Style: Hard Rock
Release Date: 18 Feb 2022
Sites: Facebook | Instagram
Last January, I asked the genial Chris Franklin of the essential Raised on Rock radio show to pick an album that I'd missed from the previous year. He suggested the Fans of the Dark debut, which was a peach of an album, so I was eager to repeat that question this year. I'll be listening to a couple of albums that he's suggested, one rock and one metal, this month and here's the former. It's not an immense surprise to find that Manic Sinners are released through Frontiers, but they're putting a lot of good music out nowadays and you can hear plenty of it on Chris's show.
The band is based in Romania, though Toni Dijmarescu lives in Germany, and they're a trio with an immense amount of experience. Adrian Igrișan plays drums and keyboards here for the most part, though he's best known as the current lead singer and guitarist for heavy metal band Cargo, who have been rocking Timișoara since 1985. Dijmarescu is a session musician best known for multiple releases by Reșița Rocks and Călin Pop. That leaves Ovidiu Anton on lead vocals, who's newer but would have represented Romania in the Eurovision Song Contest in 2016, had their TV company's debs prompted them to withdraw.
Manic Sinners play a form of hard rock that's obviously rooted in the eighties but with a variety of influences from across the spectrum. The first one that leapt out at me was Whitesnake, because they're here in Anton's vocals and Dijmarescu's guitars, but Europe sprang to mind quickly too and there's often some Dio in Anton's phrasing. It's definitely a commercial sound and, while there are softer songs like Anastasia and Carousel, there are moments where they move closer to the heavy metal border. That's mostly through the guitars of Dijmarescu but surely the heaviest song here is Nobody Moves, in large part because Igrișan contributes a much heavier bass.
I liked the album on a first listen but it didn't knock me out, even though there are a string of good tracks to open things up. However, the more I listened, the better it got. Drifters Union and King of the Badlands aren't just good openers, they're excellent openers, and Under the Gun and Nobody Moves keep growing on me too, to the point where they're clear highlights. Most importantly, the album runs a generous fifty-five minutes but none of the dozen songs here let the side down. Not all are highlights but none are filler and that's impressive on a debut album this long.

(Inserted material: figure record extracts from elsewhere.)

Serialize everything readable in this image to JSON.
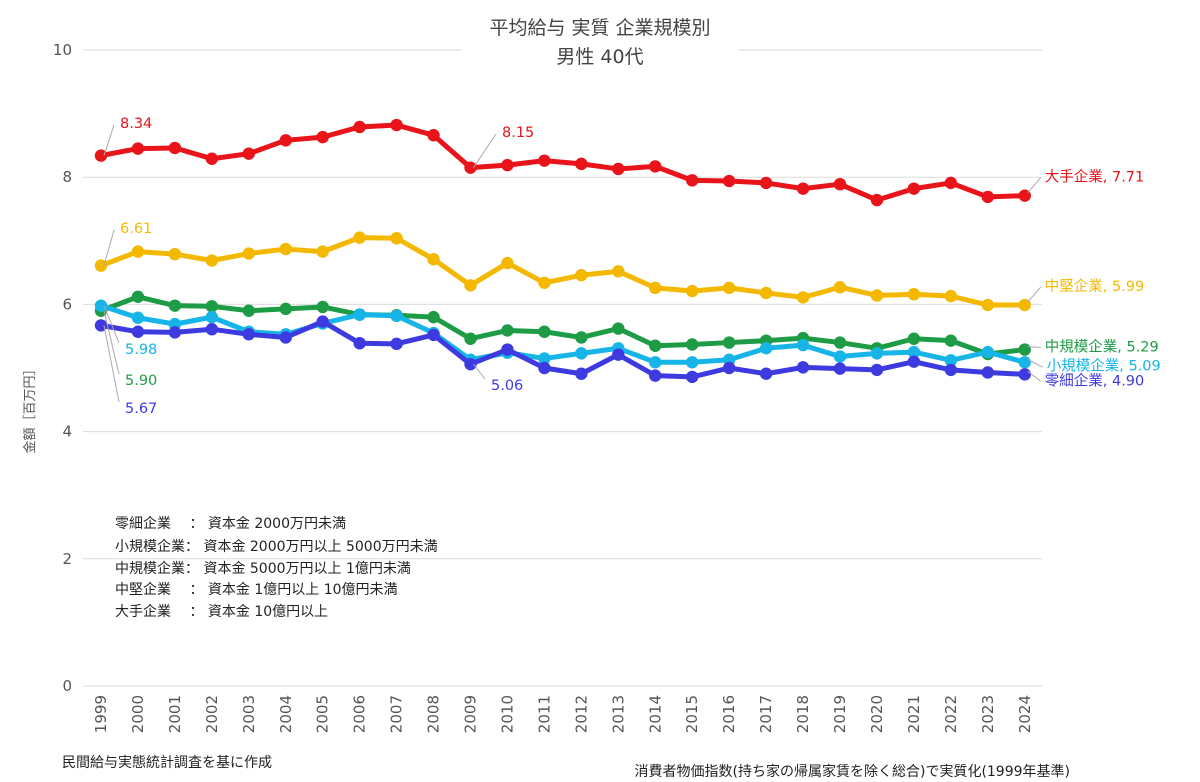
{
  "chart_data": {
    "type": "line",
    "title": "平均給与 実質 企業規模別",
    "subtitle": "男性 40代",
    "ylabel": "金額［百万円］",
    "ylim": [
      0,
      10
    ],
    "y_ticks": [
      "0",
      "2",
      "4",
      "6",
      "8",
      "10"
    ],
    "grid": true,
    "legend_placement": "right-end-labels",
    "x": [
      "1999",
      "2000",
      "2001",
      "2002",
      "2003",
      "2004",
      "2005",
      "2006",
      "2007",
      "2008",
      "2009",
      "2010",
      "2011",
      "2012",
      "2013",
      "2014",
      "2015",
      "2016",
      "2017",
      "2018",
      "2019",
      "2020",
      "2021",
      "2022",
      "2023",
      "2024"
    ],
    "series": [
      {
        "name": "大手企業",
        "color": "#e8141a",
        "end_label": "大手企業, 7.71",
        "values": [
          8.34,
          8.45,
          8.46,
          8.29,
          8.37,
          8.58,
          8.63,
          8.79,
          8.82,
          8.66,
          8.15,
          8.19,
          8.26,
          8.21,
          8.13,
          8.17,
          7.95,
          7.94,
          7.91,
          7.82,
          7.89,
          7.64,
          7.82,
          7.91,
          7.69,
          7.71
        ]
      },
      {
        "name": "中堅企業",
        "color": "#f5b800",
        "end_label": "中堅企業, 5.99",
        "values": [
          6.61,
          6.83,
          6.79,
          6.69,
          6.8,
          6.87,
          6.83,
          7.05,
          7.04,
          6.71,
          6.3,
          6.65,
          6.34,
          6.46,
          6.52,
          6.26,
          6.21,
          6.26,
          6.18,
          6.11,
          6.27,
          6.14,
          6.16,
          6.13,
          5.99,
          5.99
        ]
      },
      {
        "name": "中規模企業",
        "color": "#1e9c45",
        "end_label": "中規模企業, 5.29",
        "values": [
          5.9,
          6.12,
          5.98,
          5.97,
          5.9,
          5.93,
          5.96,
          5.84,
          5.83,
          5.8,
          5.46,
          5.59,
          5.57,
          5.48,
          5.62,
          5.35,
          5.37,
          5.4,
          5.43,
          5.47,
          5.4,
          5.31,
          5.46,
          5.43,
          5.22,
          5.29
        ]
      },
      {
        "name": "小規模企業",
        "color": "#17b4e8",
        "end_label": "小規模企業, 5.09",
        "values": [
          5.98,
          5.79,
          5.69,
          5.8,
          5.57,
          5.53,
          5.7,
          5.84,
          5.82,
          5.55,
          5.13,
          5.24,
          5.15,
          5.23,
          5.31,
          5.09,
          5.09,
          5.13,
          5.31,
          5.36,
          5.18,
          5.23,
          5.25,
          5.12,
          5.25,
          5.09
        ]
      },
      {
        "name": "零細企業",
        "color": "#3d3ae0",
        "end_label": "零細企業, 4.90",
        "values": [
          5.67,
          5.57,
          5.56,
          5.61,
          5.53,
          5.48,
          5.73,
          5.39,
          5.38,
          5.52,
          5.06,
          5.29,
          5.0,
          4.91,
          5.21,
          4.88,
          4.86,
          5.0,
          4.91,
          5.01,
          4.99,
          4.97,
          5.1,
          4.97,
          4.93,
          4.9
        ]
      }
    ],
    "annotations": [
      {
        "text": "8.34",
        "series": 0,
        "index": 0,
        "color": "#e8141a"
      },
      {
        "text": "8.15",
        "series": 0,
        "index": 10,
        "color": "#e8141a"
      },
      {
        "text": "6.61",
        "series": 1,
        "index": 0,
        "color": "#f5b800"
      },
      {
        "text": "5.98",
        "series": 3,
        "index": 0,
        "color": "#17b4e8"
      },
      {
        "text": "5.90",
        "series": 2,
        "index": 0,
        "color": "#1e9c45"
      },
      {
        "text": "5.67",
        "series": 4,
        "index": 0,
        "color": "#3d3ae0"
      },
      {
        "text": "5.06",
        "series": 4,
        "index": 10,
        "color": "#3d3ae0"
      }
    ]
  },
  "notes": [
    "零細企業　 ： 資本金 2000万円未満",
    "小規模企業： 資本金 2000万円以上 5000万円未満",
    "中規模企業： 資本金 5000万円以上 1億円未満",
    "中堅企業　 ： 資本金 1億円以上 10億円未満",
    "大手企業　 ： 資本金 10億円以上"
  ],
  "footer": {
    "left": "民間給与実態統計調査を基に作成",
    "right": "消費者物価指数(持ち家の帰属家賃を除く総合)で実質化(1999年基準)"
  }
}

Also impressive is how that statement holds true even on the softer songs. Anastasia is a ballad in the style of Europe; Carousel isn't but it's still softer and still more melodic than what's around it; and Crimson Queen is a brief but tasty guitar piece. Even A Million Miles, which starts with a woah and brings it back during the chorus, is solid, though it's almost the epitome of something that I'd expect Chris to like more than me. It's almost textbook melodic rock, the guitars keeping back but always being ready to nudge things forward with a riff, the beat politely urgent, the vocals soaked in soulful vocal fry. There isn't an original bone in its body, but it does what it does well.
And so, while I liked this from my first time through, I like it more with each listen and I'm a few in right now. There's nothing here to challenge the listener. There's little that's particularly original, though songs like Under the Gun and Nobody Moves add some more unusual elements that would never feel right on material that's content with being traditional. The former boasts a delightfully prowling intro and the latter, after another neat intro, includes some fascinating backing vocals in a folky choral style. Mostly, it's just melodic hard rock done right.
So, thanks, Chris once more for picking out another strong one for me. Now I'm looking forward to the other one all the more.